La dopamina cae (por eso nada entusiasma).
Es como si tu cuerpo siguiera andando, pero en modo ahorro de energía.
¿Y qué pasa según la Medicina China (MTC)?
La fatiga del alma tiene tres raíces principales:
1. Pulmón débil – Tristeza sin procesar
Cuando el Pulmón está en vacío, aparece la sensación de vacío existencial.
Síntomas:
respiración superficial
sensación de no poder “soltar”
pecho tenso
melancolía
2. Corazón agotado – Falta de Shen (espíritu)
El Shen es la chispa, la luz interna.
Cuando baja:
la mirada pierde brillo
aparece insomnio mental
falta propósito
hay desconexión emocional
3. Riñón en deficiencia – Pérdida de energía vital (Jing)
El Riñón guarda la energía más profunda.
Cuando está drenado:
miedo difuso
cansancio crónico
sensación de “no tengo de dónde sacar fuerza”
pérdida de inspiración
¿Por qué aparece la fatiga del alma en transiciones vitales?
Porque tu identidad cambia. Tu historia cambia. Tu dirección cambia. Y vos… bueno, estás ahí tratando de sostener todo como podés.
La fatiga del alma es el resultado de miles de microduelos y microcambios que tu mente ignora pero tu energía sí siente.
Tus órganos emocionales están procesando más que tu conciencia.
Cómo recuperar tu energía espiritual (sin esperar a las vacaciones)
1. Tui Na para despertar el Shen
Masajear el pecho, la espalda alta y el diafragma abre espacio para que tu luz interna vuelva.
2. Reflexología Podal – puntos de Corazón y Riñón
Estimular estos puntos ayuda a:
recuperar motivación
bajar ansiedad
volver al eje interno
Tus pies son como enchufes energéticos: conectás a la tierra y cargás.
3. Moxa en Ming Men (la puerta de la vida)
Ideal para:
cansancio profundo
falta de vitalidad
frialdad emocional
sensación de “no puedo más”
Ming Men es como avivar el fuego interno.
4. Ejercicio emocional: “Carta al alma cansada”
Preguntale: ¿Qué necesitás?¿Qué estás pidiendo hace tiempo?¿De qué querés descansar? y escribi lo que te salga, sin filtro (total... nadie la va a leer excepto vos), llora, patalea, grita, enojate.... y luego date un abrazo y quema la carta.
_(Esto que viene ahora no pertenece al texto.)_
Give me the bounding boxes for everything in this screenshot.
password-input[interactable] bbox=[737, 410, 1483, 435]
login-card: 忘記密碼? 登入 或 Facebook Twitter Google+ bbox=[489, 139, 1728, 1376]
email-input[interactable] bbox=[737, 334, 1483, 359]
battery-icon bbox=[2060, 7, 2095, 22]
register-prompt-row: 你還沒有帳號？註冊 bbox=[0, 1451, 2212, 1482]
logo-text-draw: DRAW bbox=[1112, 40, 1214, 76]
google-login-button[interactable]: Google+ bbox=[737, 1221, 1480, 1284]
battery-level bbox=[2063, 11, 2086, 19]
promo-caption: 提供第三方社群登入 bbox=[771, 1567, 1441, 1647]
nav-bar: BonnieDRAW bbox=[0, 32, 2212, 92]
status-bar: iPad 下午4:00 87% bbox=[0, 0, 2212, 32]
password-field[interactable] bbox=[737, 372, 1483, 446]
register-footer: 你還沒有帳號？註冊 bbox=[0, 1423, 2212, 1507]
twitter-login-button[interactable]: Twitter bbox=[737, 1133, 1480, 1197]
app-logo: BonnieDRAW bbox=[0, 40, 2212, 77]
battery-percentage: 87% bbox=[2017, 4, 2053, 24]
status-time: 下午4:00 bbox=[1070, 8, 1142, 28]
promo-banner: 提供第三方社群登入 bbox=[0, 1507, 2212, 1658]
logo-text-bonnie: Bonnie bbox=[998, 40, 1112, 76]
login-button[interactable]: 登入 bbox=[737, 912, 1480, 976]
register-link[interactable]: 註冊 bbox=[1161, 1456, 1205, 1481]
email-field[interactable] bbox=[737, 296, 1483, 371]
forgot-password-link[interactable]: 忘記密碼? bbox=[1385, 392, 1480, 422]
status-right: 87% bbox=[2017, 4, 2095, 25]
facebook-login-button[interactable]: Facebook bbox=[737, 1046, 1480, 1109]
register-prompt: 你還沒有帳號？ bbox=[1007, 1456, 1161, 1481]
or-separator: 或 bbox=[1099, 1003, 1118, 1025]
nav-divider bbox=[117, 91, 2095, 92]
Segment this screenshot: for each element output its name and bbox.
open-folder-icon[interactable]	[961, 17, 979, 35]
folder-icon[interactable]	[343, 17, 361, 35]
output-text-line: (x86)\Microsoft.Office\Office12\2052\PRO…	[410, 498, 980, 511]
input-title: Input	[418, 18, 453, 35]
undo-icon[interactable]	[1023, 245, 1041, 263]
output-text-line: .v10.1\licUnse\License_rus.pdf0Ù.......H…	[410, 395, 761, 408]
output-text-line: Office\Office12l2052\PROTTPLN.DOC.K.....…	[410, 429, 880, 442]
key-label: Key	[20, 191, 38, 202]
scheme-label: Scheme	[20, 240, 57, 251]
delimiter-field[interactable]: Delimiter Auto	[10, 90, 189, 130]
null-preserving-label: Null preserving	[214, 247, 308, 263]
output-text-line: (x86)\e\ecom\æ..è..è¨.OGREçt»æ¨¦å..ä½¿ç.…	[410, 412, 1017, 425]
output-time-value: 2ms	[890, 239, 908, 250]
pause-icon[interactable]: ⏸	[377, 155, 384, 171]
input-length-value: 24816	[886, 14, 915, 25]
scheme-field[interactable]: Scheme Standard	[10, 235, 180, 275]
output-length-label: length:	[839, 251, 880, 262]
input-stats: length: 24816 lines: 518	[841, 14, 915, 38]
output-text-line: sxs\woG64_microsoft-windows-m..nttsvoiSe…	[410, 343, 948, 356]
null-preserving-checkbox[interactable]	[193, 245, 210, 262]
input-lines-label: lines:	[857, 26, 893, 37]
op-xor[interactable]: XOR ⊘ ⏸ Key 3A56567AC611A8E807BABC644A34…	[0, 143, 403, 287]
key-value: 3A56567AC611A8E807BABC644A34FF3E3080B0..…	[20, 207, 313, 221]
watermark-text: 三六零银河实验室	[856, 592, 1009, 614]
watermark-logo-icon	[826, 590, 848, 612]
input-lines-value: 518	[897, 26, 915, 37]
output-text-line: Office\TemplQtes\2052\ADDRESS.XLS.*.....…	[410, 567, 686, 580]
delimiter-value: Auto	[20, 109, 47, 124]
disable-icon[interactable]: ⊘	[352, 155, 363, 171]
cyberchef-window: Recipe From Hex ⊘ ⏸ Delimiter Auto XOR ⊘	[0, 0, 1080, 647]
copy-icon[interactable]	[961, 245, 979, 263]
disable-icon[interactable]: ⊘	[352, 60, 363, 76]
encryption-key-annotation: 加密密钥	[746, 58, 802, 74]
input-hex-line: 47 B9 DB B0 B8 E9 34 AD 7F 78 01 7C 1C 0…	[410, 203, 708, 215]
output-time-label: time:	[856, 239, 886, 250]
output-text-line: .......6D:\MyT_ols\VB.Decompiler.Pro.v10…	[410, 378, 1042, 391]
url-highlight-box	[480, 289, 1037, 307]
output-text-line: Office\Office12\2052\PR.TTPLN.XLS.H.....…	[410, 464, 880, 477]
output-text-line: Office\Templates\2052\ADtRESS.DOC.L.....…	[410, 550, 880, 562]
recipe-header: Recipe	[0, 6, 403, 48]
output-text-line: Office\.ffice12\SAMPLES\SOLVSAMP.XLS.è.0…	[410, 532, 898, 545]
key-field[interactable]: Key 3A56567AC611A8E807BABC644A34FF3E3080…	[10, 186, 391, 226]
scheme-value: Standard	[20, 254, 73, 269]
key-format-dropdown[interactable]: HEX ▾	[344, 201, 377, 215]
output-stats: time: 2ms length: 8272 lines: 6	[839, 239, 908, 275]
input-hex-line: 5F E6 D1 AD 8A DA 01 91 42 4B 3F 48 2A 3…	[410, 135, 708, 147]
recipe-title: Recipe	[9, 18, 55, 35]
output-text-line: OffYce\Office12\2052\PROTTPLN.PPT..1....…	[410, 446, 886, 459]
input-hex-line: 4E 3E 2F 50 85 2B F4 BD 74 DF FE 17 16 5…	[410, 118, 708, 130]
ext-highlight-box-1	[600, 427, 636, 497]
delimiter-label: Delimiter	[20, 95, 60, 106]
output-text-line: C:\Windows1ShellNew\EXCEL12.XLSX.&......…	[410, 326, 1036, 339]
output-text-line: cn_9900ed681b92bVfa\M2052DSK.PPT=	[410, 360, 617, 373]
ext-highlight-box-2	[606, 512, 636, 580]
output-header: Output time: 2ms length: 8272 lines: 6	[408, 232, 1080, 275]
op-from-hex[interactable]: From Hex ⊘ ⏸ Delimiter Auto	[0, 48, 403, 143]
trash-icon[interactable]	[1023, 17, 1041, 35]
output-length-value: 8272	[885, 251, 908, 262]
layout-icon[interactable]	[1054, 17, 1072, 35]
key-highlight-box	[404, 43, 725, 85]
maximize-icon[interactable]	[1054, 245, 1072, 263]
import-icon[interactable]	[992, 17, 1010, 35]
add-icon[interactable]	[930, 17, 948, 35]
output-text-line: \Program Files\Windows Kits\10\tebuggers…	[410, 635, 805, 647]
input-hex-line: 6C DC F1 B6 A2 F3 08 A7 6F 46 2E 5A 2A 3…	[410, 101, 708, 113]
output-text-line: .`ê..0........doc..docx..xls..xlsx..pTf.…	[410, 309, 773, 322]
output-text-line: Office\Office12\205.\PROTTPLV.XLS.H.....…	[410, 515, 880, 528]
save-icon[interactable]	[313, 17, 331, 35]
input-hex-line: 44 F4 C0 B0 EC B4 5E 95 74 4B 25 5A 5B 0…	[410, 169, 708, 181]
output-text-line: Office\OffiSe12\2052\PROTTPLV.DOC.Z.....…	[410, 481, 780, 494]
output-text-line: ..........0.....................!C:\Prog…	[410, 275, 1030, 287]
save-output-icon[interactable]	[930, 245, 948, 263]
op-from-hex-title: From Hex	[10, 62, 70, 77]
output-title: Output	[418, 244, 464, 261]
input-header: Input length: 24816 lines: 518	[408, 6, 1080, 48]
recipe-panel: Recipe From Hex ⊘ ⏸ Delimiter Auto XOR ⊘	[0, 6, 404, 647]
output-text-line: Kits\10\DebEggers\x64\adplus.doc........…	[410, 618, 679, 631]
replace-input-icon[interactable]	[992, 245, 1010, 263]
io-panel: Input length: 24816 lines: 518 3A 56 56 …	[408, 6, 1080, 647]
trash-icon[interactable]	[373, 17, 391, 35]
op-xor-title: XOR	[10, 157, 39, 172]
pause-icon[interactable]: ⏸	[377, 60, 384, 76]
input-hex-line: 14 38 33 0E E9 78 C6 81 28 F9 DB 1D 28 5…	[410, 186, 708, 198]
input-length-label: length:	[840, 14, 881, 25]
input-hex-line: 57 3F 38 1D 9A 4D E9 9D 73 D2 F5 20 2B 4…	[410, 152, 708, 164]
Es simple, pero tremendamente sanador.
5. Ritual de descanso espiritual (5 minutos antes de dormir)
Mano derecha en el pecho
Mano izquierda en abdomen
9 respiraciones larga
Una frase: “Estoy acá. Estoy contigo. Vamos junt@s.” y la que me dijo una gran amiga que pasó por lo mismo que yo: "Un dia a la vez".
A veces el alma solo quiere compañía.
La fatiga del alma no es debilidad… es sinceridad
Tu alma no quiere que seas fuerte.Quiere que seas verdader@. Quiere descanso, presencia, rituales, suavidad, espacio.
La fatiga del alma es un llamado a volver a vos, a tu respiración, a tu centro. A reconectar con tu propósito. A recordarte quién sos sin todas las capas de “tengo que…”.
Y la buena noticia…es que el alma siempre vuelve cuando la invitás con ternura.